Re^2: How to determine if an array contains an undef value?
by thanos1983 (Parson) on Jan 04, 2015 at 22:31 UTC

    Hello Anonymous Monk,

    Thank you for your input, this is an interesting observation.

    Seeking for Perl wisdom...on the process of learning...not there...yet!

      That observation might be extended to say ... “be careful of simple-tests for ‘falseness,’ if there are several different kinds of ‘falseness’ that you actually need to distinguish.”   Explicitly test for things using exists(), defined(), and so on.   Actually, I customarily test explicitly for every explicit that I expect to see, and cause the program to die() if it falls through all of the cases.   Tests for the “falseness” of the return-value are used in my code only when the value is 1 or 0.   The program catches a lot of its own bugs this way ... especially a concern in a typeless language like Perl.

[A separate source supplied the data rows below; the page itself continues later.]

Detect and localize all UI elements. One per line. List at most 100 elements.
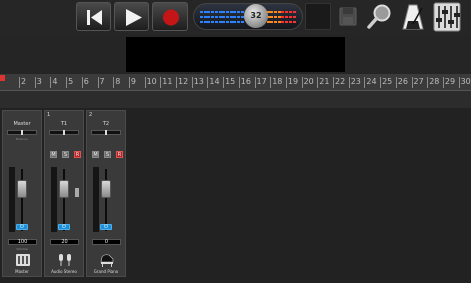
tempo-led: [274, 11, 277, 13]
pan-knob[interactable]: [21, 130, 23, 135]
tempo-led: [285, 21, 289, 23]
tempo-led: [288, 16, 292, 18]
ruler-bar-number: 5: [68, 77, 74, 86]
ruler-tick: [113, 77, 115, 88]
tempo-led: [211, 21, 215, 23]
ruler-tick: [395, 77, 397, 88]
tempo-led: [277, 16, 281, 18]
microphone-icon[interactable]: [57, 252, 73, 266]
channel-name: T1: [60, 121, 68, 127]
tempo-led: [237, 16, 240, 18]
metronome-icon: [402, 4, 424, 30]
volume-fader-track: [21, 169, 23, 231]
tempo-led: [281, 21, 285, 23]
track-lane-area[interactable]: [0, 91, 471, 108]
rewind-to-start-button[interactable]: [76, 2, 111, 31]
channel-name: Master: [13, 121, 31, 127]
tempo-led: [281, 16, 285, 18]
ruler-tick: [207, 77, 209, 88]
piano-icon[interactable]: [99, 252, 115, 267]
ruler-bar-number: 3: [36, 77, 42, 86]
timeline-ruler[interactable]: 2 3 4 5 6 7 8 9 10 11 12 13 14 15 16 17 18 19 20 21 22 23 24 25…: [0, 74, 471, 91]
volume-fader-track: [105, 169, 107, 231]
channel-power-button[interactable]: ⏻: [100, 224, 112, 230]
tempo-knob[interactable]: 32: [244, 4, 268, 28]
ruler-bar-number: 10: [146, 77, 157, 86]
mute-button[interactable]: M: [92, 151, 99, 158]
ruler-tick: [285, 77, 287, 88]
channel-power-button[interactable]: ⏻: [58, 224, 70, 230]
tempo-led: [200, 21, 203, 23]
channel-number: 2: [89, 112, 93, 118]
solo-button[interactable]: S: [62, 151, 69, 158]
tempo-led: [270, 16, 274, 18]
instrument-name: Grand Piano: [93, 269, 119, 274]
tempo-led: [233, 21, 237, 23]
tempo-led: [218, 21, 222, 23]
tempo-led: [214, 11, 218, 13]
tempo-led: [207, 21, 211, 23]
tempo-led: [207, 11, 211, 13]
ruler-tick: [81, 77, 83, 88]
playhead-marker[interactable]: [0, 75, 5, 81]
ruler-tick: [238, 77, 240, 88]
ruler-tick: [301, 77, 303, 88]
tempo-led: [285, 11, 289, 13]
record-arm-button[interactable]: R: [116, 151, 123, 158]
tempo-led: [203, 21, 207, 23]
ruler-bar-number: 13: [193, 77, 204, 86]
mixer-channel-strip: 2 T2 M S R ⏻ 0 Grand Piano: [86, 110, 126, 277]
record-button[interactable]: [152, 2, 188, 31]
ruler-tick: [128, 77, 130, 88]
ruler-bar-number: 14: [209, 77, 220, 86]
level-meter: [93, 167, 99, 232]
tempo-led: [214, 16, 218, 18]
mute-button[interactable]: M: [50, 151, 57, 158]
tempo-led: [211, 11, 215, 13]
tempo-led: [200, 16, 203, 18]
play-button[interactable]: [114, 2, 149, 31]
ruler-tick: [191, 77, 193, 88]
level-meter: [51, 167, 57, 232]
volume-fader[interactable]: [17, 180, 27, 198]
send-knob[interactable]: [75, 188, 79, 197]
ruler-tick: [317, 77, 319, 88]
channel-power-button[interactable]: ⏻: [16, 224, 28, 230]
tempo-led: [229, 16, 233, 18]
pan-knob[interactable]: [63, 130, 65, 135]
volume-fader[interactable]: [101, 180, 111, 198]
skip-back-icon: [87, 10, 102, 25]
ruler-tick: [427, 77, 429, 88]
metronome-button[interactable]: [398, 2, 428, 32]
tempo-led: [270, 11, 274, 13]
play-icon: [126, 9, 142, 26]
ruler-bar-number: 11: [162, 77, 173, 86]
pan-knob[interactable]: [105, 130, 107, 135]
tempo-led: [292, 21, 296, 23]
volume-label: Volume: [16, 247, 28, 251]
tempo-led: [240, 21, 244, 23]
ruler-bar-number: 7: [99, 77, 105, 86]
tempo-led: [214, 21, 218, 23]
ruler-tick: [442, 77, 444, 88]
search-button[interactable]: [365, 2, 395, 32]
ruler-bar-number: 26: [397, 77, 408, 86]
mixer-sliders-icon: [433, 2, 461, 32]
tempo-led: [277, 11, 281, 13]
record-arm-button[interactable]: R: [74, 151, 81, 158]
ruler-tick: [333, 77, 334, 88]
mixer-view-button[interactable]: [432, 2, 462, 32]
tempo-led: [207, 16, 211, 18]
speaker-mixer-icon[interactable]: [15, 252, 31, 266]
solo-button[interactable]: S: [104, 151, 111, 158]
ruler-bar-number: 29: [444, 77, 456, 86]
tempo-led: [237, 21, 240, 23]
magnifier-icon: [367, 4, 391, 29]
volume-fader[interactable]: [59, 180, 69, 198]
ruler-tick: [97, 77, 99, 88]
tempo-led: [277, 21, 281, 23]
tempo-led: [222, 11, 226, 13]
level-meter: [9, 167, 15, 232]
ruler-tick: [19, 77, 20, 88]
save-button[interactable]: [335, 3, 361, 30]
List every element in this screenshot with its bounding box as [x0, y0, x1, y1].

        Tests for the “falseness” of the return-value are used in my code only when the value is 1 or 0.
        I more or less agree with the rest of what you are saying, but I do not agree with that. It is perfectly legitimate, Perlish and idiomatic to evaluate an array in scalar/boolean context to figure out if it is empty. The scalar return value may be 0 (the array is empty) or 1, 2, 3, ..., any positive integer other than 0 (the array is not empty). For example:
        while (@array) { my $val = shift @array; # do something with $val }
        or possibly:
        while (my $val = shift @array) { # ... }
        or:
        if (length $string) { # ... }
        (but not if ($string), because that might not give the expected result with the string "0"). Or you could have a sub return undef (false) if it did not succeed, or a hash or array reference (something that is always true), or even a simple array or hash, if it did succeed.

        Similarly, if you open a file with this idiomatic syntax:

        open my $fh, "<", $file or die "failed to open $file $!";
        you're not testing for 0 or 1, and yet it works perfectly and is considered to be a best practice.

        Of course, you've gotta know what you're doing and should probably try not to be too clever. I once got bitten by something like this:

        $error_count++ and next if some_condition();
        which did not work correctly the first time through the loop, because $error_count was 0 (or undef, whatever it was, I don't remember, it happened some years ago). While:
        ++$error_count and next if some_condition();
        would have worked fine, I was probably trying at the time to be a little bit too clever (and too concise).

        Limiting boolean tests to only 0 and 1 values is taking off a lot of Perl's expressive power.